Status: 3.13 and 3.14-dev got the patch (PR #143233). 3.12 is in security-fix-only mode and the backport was deemed too invasive relative to the threat (DoS, requires sys.activate_stack_trampoline already in use), so it was marked Won’t Fix.

How I found it

This came out of the same scanner I used to find CVE-2025-64459, with the graph ingestion layer adapted to C. The architecture is two-stage: an LLM-driven semantic pass that flags suspicious patterns based on inferred intent, and a deterministic call graph verifier that filters out anything not reachable from a public API. The reasoning core is unchanged between the two findings; only the parser changed.

For C, Python’s ast module is replaced with libclang’s Python bindings. Function definitions become CXCursor_FunctionDecl, calls become CXCursor_CallExpr, and the call graph is built the same way as in the Django case. The substantive addition is that each graph node is annotated with a memory-lifecycle state — ALLOCATED, FREED, or DEREFERENCED — derived from whether it calls malloc/calloc/realloc, free/munmap, or dereferences a pointer (CXCursor_UnaryOperator with *, or CXCursor_MemberRefExpr). This lets the verifier model the structural precondition for a UAF: a FREED node and a DEREFERENCED node sharing a pointer with no intervening reallocation.

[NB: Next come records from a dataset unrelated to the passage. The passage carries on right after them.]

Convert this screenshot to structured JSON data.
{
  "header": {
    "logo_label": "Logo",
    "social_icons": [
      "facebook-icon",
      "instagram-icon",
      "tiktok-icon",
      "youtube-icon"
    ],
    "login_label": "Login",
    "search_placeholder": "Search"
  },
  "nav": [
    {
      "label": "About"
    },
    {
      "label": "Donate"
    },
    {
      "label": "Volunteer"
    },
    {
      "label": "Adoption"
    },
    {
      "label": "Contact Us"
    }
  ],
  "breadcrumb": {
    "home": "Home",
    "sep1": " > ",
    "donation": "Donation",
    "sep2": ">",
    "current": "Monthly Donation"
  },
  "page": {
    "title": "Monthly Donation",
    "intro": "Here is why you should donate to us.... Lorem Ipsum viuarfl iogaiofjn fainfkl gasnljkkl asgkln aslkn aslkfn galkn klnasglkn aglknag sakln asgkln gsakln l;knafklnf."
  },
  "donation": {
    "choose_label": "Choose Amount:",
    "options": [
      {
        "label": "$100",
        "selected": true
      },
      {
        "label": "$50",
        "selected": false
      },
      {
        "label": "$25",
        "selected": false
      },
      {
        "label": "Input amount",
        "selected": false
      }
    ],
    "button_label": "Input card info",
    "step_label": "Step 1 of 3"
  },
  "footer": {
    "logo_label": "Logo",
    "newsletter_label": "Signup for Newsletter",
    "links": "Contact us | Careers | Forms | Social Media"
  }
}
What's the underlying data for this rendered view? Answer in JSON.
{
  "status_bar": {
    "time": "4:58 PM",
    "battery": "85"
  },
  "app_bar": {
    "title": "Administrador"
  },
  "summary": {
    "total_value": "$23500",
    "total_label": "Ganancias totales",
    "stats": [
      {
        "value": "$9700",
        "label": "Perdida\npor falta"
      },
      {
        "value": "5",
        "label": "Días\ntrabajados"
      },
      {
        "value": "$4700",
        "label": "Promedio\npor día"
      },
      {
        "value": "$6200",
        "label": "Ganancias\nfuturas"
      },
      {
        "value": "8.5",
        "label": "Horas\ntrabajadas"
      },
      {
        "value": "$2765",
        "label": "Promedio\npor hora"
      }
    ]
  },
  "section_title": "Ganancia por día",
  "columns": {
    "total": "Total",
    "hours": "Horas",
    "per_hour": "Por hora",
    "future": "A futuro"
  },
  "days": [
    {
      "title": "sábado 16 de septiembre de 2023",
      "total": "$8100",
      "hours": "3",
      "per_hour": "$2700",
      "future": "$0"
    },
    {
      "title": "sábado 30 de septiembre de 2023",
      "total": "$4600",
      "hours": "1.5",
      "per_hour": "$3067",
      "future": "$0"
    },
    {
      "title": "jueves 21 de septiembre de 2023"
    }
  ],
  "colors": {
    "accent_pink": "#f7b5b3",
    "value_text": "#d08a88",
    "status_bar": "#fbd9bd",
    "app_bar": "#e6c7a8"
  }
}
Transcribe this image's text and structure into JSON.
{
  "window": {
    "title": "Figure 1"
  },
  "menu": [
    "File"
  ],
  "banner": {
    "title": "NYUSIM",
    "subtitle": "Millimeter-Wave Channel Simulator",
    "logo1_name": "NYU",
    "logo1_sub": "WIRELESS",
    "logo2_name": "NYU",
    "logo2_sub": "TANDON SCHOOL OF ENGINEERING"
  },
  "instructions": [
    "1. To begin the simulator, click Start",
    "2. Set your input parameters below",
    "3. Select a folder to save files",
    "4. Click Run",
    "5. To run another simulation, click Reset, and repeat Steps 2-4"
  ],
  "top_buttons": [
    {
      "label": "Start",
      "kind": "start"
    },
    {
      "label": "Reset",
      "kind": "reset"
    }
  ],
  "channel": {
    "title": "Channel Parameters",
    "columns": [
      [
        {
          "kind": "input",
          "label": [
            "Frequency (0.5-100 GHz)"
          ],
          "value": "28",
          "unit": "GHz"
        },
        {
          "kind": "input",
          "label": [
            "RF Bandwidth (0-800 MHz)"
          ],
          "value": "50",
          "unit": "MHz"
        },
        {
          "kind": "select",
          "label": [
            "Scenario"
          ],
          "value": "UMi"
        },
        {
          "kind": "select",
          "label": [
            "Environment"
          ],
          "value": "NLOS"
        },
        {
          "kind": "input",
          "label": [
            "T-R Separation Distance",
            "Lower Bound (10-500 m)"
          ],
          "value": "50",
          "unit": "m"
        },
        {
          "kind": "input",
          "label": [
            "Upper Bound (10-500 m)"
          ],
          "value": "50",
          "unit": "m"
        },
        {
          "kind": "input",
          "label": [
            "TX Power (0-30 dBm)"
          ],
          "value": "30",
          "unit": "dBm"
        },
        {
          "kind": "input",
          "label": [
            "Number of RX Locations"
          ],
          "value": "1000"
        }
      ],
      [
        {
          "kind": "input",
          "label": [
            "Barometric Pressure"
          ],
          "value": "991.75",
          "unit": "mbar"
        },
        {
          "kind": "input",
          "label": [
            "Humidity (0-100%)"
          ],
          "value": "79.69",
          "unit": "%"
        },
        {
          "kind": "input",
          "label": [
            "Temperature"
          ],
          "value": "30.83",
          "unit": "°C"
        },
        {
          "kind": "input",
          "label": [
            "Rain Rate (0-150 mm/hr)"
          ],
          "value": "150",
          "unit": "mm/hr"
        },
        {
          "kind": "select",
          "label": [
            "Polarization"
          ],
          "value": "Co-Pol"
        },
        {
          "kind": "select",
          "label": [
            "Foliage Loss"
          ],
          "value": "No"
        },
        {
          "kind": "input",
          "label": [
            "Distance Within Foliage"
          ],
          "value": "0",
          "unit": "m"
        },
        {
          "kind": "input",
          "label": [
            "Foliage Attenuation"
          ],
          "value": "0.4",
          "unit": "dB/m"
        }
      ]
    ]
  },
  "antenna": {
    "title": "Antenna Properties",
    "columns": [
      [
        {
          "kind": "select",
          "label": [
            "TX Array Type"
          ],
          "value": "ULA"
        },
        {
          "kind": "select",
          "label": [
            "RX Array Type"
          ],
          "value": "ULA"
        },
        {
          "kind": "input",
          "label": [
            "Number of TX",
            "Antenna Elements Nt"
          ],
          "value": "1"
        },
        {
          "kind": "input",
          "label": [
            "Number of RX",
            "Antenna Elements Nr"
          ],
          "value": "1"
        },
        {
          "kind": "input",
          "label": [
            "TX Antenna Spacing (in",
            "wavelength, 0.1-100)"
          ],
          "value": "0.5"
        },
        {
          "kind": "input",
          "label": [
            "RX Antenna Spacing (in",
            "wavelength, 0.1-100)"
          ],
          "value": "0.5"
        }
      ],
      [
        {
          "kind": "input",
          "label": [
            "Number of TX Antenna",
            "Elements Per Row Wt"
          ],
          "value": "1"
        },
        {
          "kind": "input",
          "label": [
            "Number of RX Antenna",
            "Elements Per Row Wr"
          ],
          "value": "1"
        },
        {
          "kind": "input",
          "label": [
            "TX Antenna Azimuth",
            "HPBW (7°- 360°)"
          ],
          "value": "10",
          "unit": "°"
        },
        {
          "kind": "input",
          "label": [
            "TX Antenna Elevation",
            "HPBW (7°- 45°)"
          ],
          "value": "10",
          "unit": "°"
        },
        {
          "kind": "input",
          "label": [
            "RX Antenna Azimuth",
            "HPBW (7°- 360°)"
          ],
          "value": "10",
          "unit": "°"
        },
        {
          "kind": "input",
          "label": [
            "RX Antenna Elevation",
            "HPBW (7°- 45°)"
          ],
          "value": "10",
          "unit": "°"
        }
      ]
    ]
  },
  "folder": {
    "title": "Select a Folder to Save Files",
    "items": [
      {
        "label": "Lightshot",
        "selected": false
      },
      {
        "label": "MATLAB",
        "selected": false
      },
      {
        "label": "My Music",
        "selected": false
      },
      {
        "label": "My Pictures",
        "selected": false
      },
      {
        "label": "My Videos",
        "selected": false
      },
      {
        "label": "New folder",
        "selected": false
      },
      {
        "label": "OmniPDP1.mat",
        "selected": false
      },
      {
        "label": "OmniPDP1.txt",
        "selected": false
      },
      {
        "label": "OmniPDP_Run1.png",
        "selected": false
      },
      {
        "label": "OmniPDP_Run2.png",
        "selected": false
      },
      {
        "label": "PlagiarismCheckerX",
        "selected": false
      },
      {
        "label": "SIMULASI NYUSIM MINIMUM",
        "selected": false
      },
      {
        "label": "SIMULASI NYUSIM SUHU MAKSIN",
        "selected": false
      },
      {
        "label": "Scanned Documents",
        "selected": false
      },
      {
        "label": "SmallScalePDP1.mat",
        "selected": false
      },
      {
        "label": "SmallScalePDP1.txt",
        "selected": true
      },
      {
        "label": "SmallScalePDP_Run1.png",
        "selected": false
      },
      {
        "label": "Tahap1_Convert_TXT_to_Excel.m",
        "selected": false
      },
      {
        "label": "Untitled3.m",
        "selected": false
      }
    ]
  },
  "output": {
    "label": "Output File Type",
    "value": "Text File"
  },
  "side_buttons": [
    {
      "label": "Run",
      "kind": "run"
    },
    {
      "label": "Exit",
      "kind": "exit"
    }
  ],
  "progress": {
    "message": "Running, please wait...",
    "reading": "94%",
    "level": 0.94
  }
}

On perf_trampoline.c the Scout flagged free_code_arenas because it calls munmap on an executable region without visible synchronisation, and py_trampoline_evaluator because it dereferences a function pointer (f(ts, frame, …)) into the same region. The reverse-BFS reachability check confirmed that sys.deactivate_stack_trampoline — a public Python API — is a caller of free_code_arenas, satisfying the structural reachability condition. The Judge’s verdict was that the static analysis confirms a free / dereference pair on a shared region with no intervening reallocation and no visible mutex; the temporal ordering required for the actual race (free runs while another thread is mid-dereference) is beyond what static analysis can prove, but the absence of any synchronisation primitive on the deactivation path is itself the finding.

That last point is what makes this an interesting cross-domain case. The Django bug was the absence of a validator. The CPython bug is the absence of a mutex. Different language, different vulnerability class, but structurally the same shape: a guardrail that should have been there isn’t, the static analysis can prove the path is reachable, and the LLM can articulate why the absence is dangerous. The architecture was built for the first kind of finding; the second kind came essentially for free once the C backend was in place.